Olusegun Zaccheaus, partner and lead for strategy & West Africa, revealed during an executive roundtable hosted by PwC and BusinessDay on Thursday, noting that several fiscal issues are bound to influence the Nigerian economy this year.
“GDP may grow marginally by 3.3 percent in 2025 on the back of sustained policy reforms, albeit growth prospects may be limited by elevated economic pressures,” he said.
He noted that fiscal sustainability concerns may remain elevated, given debt servicing costs and a high fiscal deficit of 7.6 percent which exceeded the budget limit of 3.8 percent in 2024.
However, the Nigerian government’s planned expenditure increase to N47.9 trillion in 2025, along with the new minimum wage, is expected to fuel inflation. Consequently, the CBN may sustain a tight monetary policy to manage these inflationary pressures.
“Price stability in Nigeria remains a significant challenge, with inflation at 34.8% in December 2024 driven by factors such as food, transport and utilities amongst others. In 2025, inflation will likely be influenced by several factors, including monetary phenomenon, supply-side dynamics, cyclical elements, sector-specific inflation, and the effects of inflation rebasing,” he said.
Zaccheaus added that inflation is expected to decline to 26 percent in 2025 on the back of monetary policy tightening and improving dynamics in Nigeria’s foreign exchange market.
“Foreign exchange (FX) stability is a pivotal issue in Nigeria, as the naira depreciated by average of 39.8 percent in the official market in 2024 despite external reserves growing to $38.67 billion.
“The ease of the volatility in 2025 will be centered around price discovery, transparency and market friction, liquidity, supply-demand backlogs and Market and investor confidence,” he said.
He added that the CBN may maintain its monetary tightening stance in 2025 with elevated interest rates, focusing on achieving long-term price stability and improving investment outlook.

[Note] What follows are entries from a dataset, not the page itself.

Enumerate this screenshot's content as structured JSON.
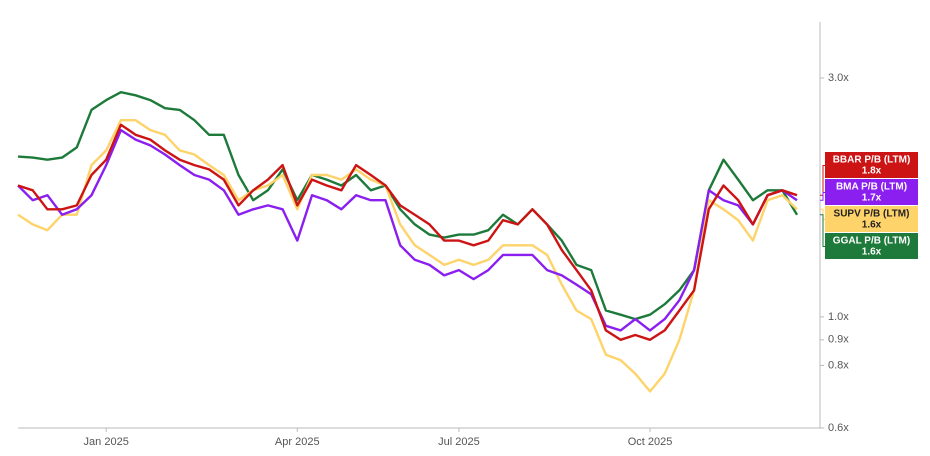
{
  "chart_data": {
    "type": "line",
    "log_scale": true,
    "grid": false,
    "categories": [
      null,
      null,
      null,
      null,
      null,
      null,
      "Jan 2025",
      null,
      null,
      null,
      null,
      null,
      null,
      null,
      null,
      null,
      null,
      null,
      null,
      "Apr 2025",
      null,
      null,
      null,
      null,
      null,
      null,
      null,
      null,
      null,
      null,
      "Jul 2025",
      null,
      null,
      null,
      null,
      null,
      null,
      null,
      null,
      null,
      null,
      null,
      null,
      "Oct 2025",
      null,
      null,
      null,
      null,
      null,
      null,
      null,
      null,
      null,
      null
    ],
    "ylim": [
      0.6,
      3.88
    ],
    "yticks": [
      {
        "value": 0.6,
        "label": "0.6x"
      },
      {
        "value": 0.8,
        "label": "0.8x"
      },
      {
        "value": 0.9,
        "label": "0.9x"
      },
      {
        "value": 1.0,
        "label": "1.0x"
      },
      {
        "value": 3.0,
        "label": "3.0x"
      }
    ],
    "series": [
      {
        "name": "BBAR P/B (LTM)",
        "color": "#cc1414",
        "last_label": "1.8x",
        "values": [
          1.83,
          1.79,
          1.64,
          1.64,
          1.67,
          1.92,
          2.06,
          2.42,
          2.31,
          2.26,
          2.15,
          2.06,
          2.01,
          1.97,
          1.88,
          1.67,
          1.79,
          1.88,
          2.01,
          1.67,
          1.88,
          1.83,
          1.79,
          2.01,
          1.92,
          1.83,
          1.67,
          1.6,
          1.53,
          1.42,
          1.42,
          1.39,
          1.42,
          1.56,
          1.53,
          1.64,
          1.53,
          1.36,
          1.24,
          1.13,
          0.94,
          0.9,
          0.92,
          0.9,
          0.94,
          1.03,
          1.13,
          1.64,
          1.83,
          1.71,
          1.53,
          1.75,
          1.79,
          1.75
        ]
      },
      {
        "name": "BMA P/B (LTM)",
        "color": "#8a1ff0",
        "last_label": "1.7x",
        "values": [
          1.83,
          1.71,
          1.75,
          1.6,
          1.64,
          1.75,
          2.01,
          2.36,
          2.26,
          2.2,
          2.11,
          2.01,
          1.92,
          1.88,
          1.79,
          1.6,
          1.64,
          1.67,
          1.64,
          1.42,
          1.75,
          1.71,
          1.64,
          1.75,
          1.71,
          1.71,
          1.39,
          1.3,
          1.27,
          1.21,
          1.24,
          1.19,
          1.24,
          1.33,
          1.33,
          1.33,
          1.24,
          1.21,
          1.16,
          1.11,
          0.96,
          0.94,
          0.99,
          0.94,
          0.99,
          1.08,
          1.24,
          1.79,
          1.71,
          1.67,
          1.53,
          1.75,
          1.79,
          1.71
        ]
      },
      {
        "name": "SUPV P/B (LTM)",
        "color": "#fdd36a",
        "last_label": "1.6x",
        "values": [
          1.6,
          1.53,
          1.49,
          1.6,
          1.6,
          2.01,
          2.15,
          2.47,
          2.47,
          2.36,
          2.31,
          2.15,
          2.11,
          2.01,
          1.92,
          1.71,
          1.79,
          1.83,
          1.92,
          1.64,
          1.92,
          1.92,
          1.88,
          1.97,
          1.88,
          1.83,
          1.53,
          1.39,
          1.33,
          1.27,
          1.3,
          1.27,
          1.3,
          1.39,
          1.39,
          1.39,
          1.33,
          1.16,
          1.03,
          0.99,
          0.84,
          0.82,
          0.77,
          0.71,
          0.77,
          0.9,
          1.13,
          1.71,
          1.64,
          1.56,
          1.42,
          1.71,
          1.75,
          1.64
        ]
      },
      {
        "name": "GGAL P/B (LTM)",
        "color": "#1d7a3a",
        "last_label": "1.6x",
        "values": [
          2.09,
          2.08,
          2.06,
          2.08,
          2.18,
          2.59,
          2.71,
          2.81,
          2.77,
          2.71,
          2.61,
          2.59,
          2.47,
          2.31,
          2.31,
          1.92,
          1.71,
          1.79,
          1.97,
          1.71,
          1.92,
          1.88,
          1.83,
          1.92,
          1.79,
          1.83,
          1.64,
          1.53,
          1.46,
          1.44,
          1.46,
          1.46,
          1.49,
          1.6,
          1.53,
          1.64,
          1.53,
          1.42,
          1.27,
          1.24,
          1.03,
          1.01,
          0.99,
          1.01,
          1.06,
          1.13,
          1.24,
          1.79,
          2.06,
          1.88,
          1.71,
          1.79,
          1.79,
          1.6
        ]
      }
    ]
  }
}
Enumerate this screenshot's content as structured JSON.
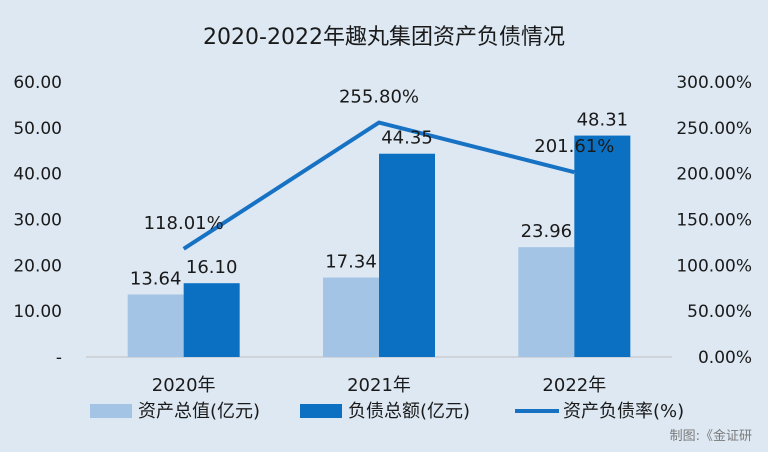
{
  "chart_data": {
    "type": "bar",
    "title": "2020-2022年趣丸集团资产负债情况",
    "categories": [
      "2020年",
      "2021年",
      "2022年"
    ],
    "series": [
      {
        "name": "资产总值(亿元)",
        "type": "bar",
        "axis": "left",
        "color": "#a4c4e6",
        "values": [
          13.64,
          17.34,
          23.96
        ],
        "labels": [
          "13.64",
          "17.34",
          "23.96"
        ]
      },
      {
        "name": "负债总额(亿元)",
        "type": "bar",
        "axis": "left",
        "color": "#0b6fc2",
        "values": [
          16.1,
          44.35,
          48.31
        ],
        "labels": [
          "16.10",
          "44.35",
          "48.31"
        ]
      },
      {
        "name": "资产负债率(%)",
        "type": "line",
        "axis": "right",
        "color": "#1772c4",
        "values": [
          118.01,
          255.8,
          201.61
        ],
        "labels": [
          "118.01%",
          "255.80%",
          "201.61%"
        ]
      }
    ],
    "y_left": {
      "min": 0,
      "max": 60,
      "ticks": [
        "-",
        "10.00",
        "20.00",
        "30.00",
        "40.00",
        "50.00",
        "60.00"
      ]
    },
    "y_right": {
      "min": 0,
      "max": 300,
      "ticks": [
        "0.00%",
        "50.00%",
        "100.00%",
        "150.00%",
        "200.00%",
        "250.00%",
        "300.00%"
      ]
    },
    "grid": false,
    "legend_position": "bottom",
    "credit": "制图:《金证研"
  }
}
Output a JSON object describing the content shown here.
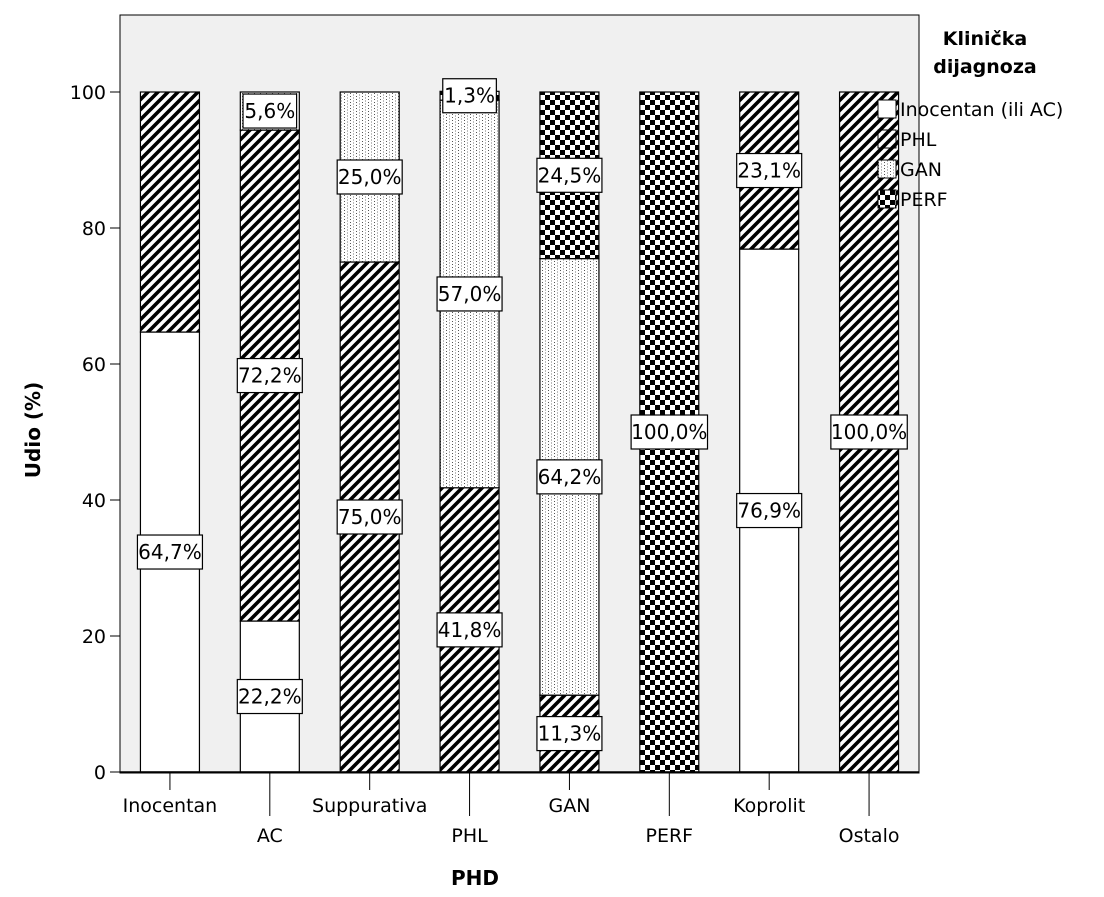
{
  "chart_data": {
    "type": "bar",
    "stacked": true,
    "percent": true,
    "xlabel": "PHD",
    "ylabel": "Udio (%)",
    "ylim": [
      0,
      110
    ],
    "yticks": [
      0,
      20,
      40,
      60,
      80,
      100
    ],
    "grid": false,
    "legend_title": "Klinička dijagnoza",
    "legend_position": "right",
    "categories": [
      "Inocentan",
      "AC",
      "Suppurativa",
      "PHL",
      "GAN",
      "PERF",
      "Koprolit",
      "Ostalo"
    ],
    "series": [
      {
        "name": "Inocentan (ili AC)",
        "pattern": "white",
        "values": [
          64.7,
          22.2,
          0,
          0,
          0,
          0,
          76.9,
          0
        ]
      },
      {
        "name": "PHL",
        "pattern": "diagonal-hatch",
        "values": [
          35.3,
          72.2,
          75.0,
          41.8,
          11.3,
          0,
          23.1,
          100.0
        ]
      },
      {
        "name": "GAN",
        "pattern": "dotted",
        "values": [
          0,
          5.6,
          25.0,
          57.0,
          64.2,
          0,
          0,
          0
        ]
      },
      {
        "name": "PERF",
        "pattern": "checker",
        "values": [
          0,
          0,
          0,
          1.3,
          24.5,
          100.0,
          0,
          0
        ]
      }
    ],
    "data_labels": [
      [
        "64,7%",
        "",
        "",
        ""
      ],
      [
        "22,2%",
        "72,2%",
        "5,6%",
        ""
      ],
      [
        "",
        "75,0%",
        "25,0%",
        ""
      ],
      [
        "",
        "41,8%",
        "57,0%",
        "1,3%"
      ],
      [
        "",
        "11,3%",
        "64,2%",
        "24,5%"
      ],
      [
        "",
        "",
        "",
        "100,0%"
      ],
      [
        "76,9%",
        "23,1%",
        "",
        ""
      ],
      [
        "",
        "100,0%",
        "",
        ""
      ]
    ],
    "colors": {
      "plot_background": "#f0f0f0",
      "bar_fill": "#ffffff",
      "ink": "#000000"
    }
  }
}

Read also: Nigerian economy tipped to rebound in 2025 on sustained reforms
Here are six key issues to shape Nigeria’s economy in 2025
Revenue generation gaining momentum
Government revenue is expected to grow in 2025 on the back of government reforms, however, achieving the ambitious target of N36.35 trillion remains will require significant effort.
Debt sustainability
The 2025 budget adds N7.4 trillion in debt, with oversubscribed Eurobond issuance reflecting investor confidence. However, rising debt risks may reduce access to credit for private investment.
Fiscal strategy and budgets
Privatisation and asset sales are central to reducing deficits and boosting non-debt revenue in 2025. The strategy addresses fiscal imbalances but hinges on effective implementation to sustain economic stability.
Broad policy interventions
Establishing regional development commissions and amendments to fiscal laws aims to reduce inequalities and attract international funds. However, raising the minimum wage to N70,000 risks inflationary pressures.
Monetary policy alignment
Rising government spending has strained liquidity and complicated inflation control. Coordinated monetary and fiscal policies are critical for a stable investment environment 2025.
Unlocking issues to macro stability
Agricultural reforms, increased food production, and security spending rising to 16 percent of the budget aim to reduce food inflation and enhance macroeconomic stability.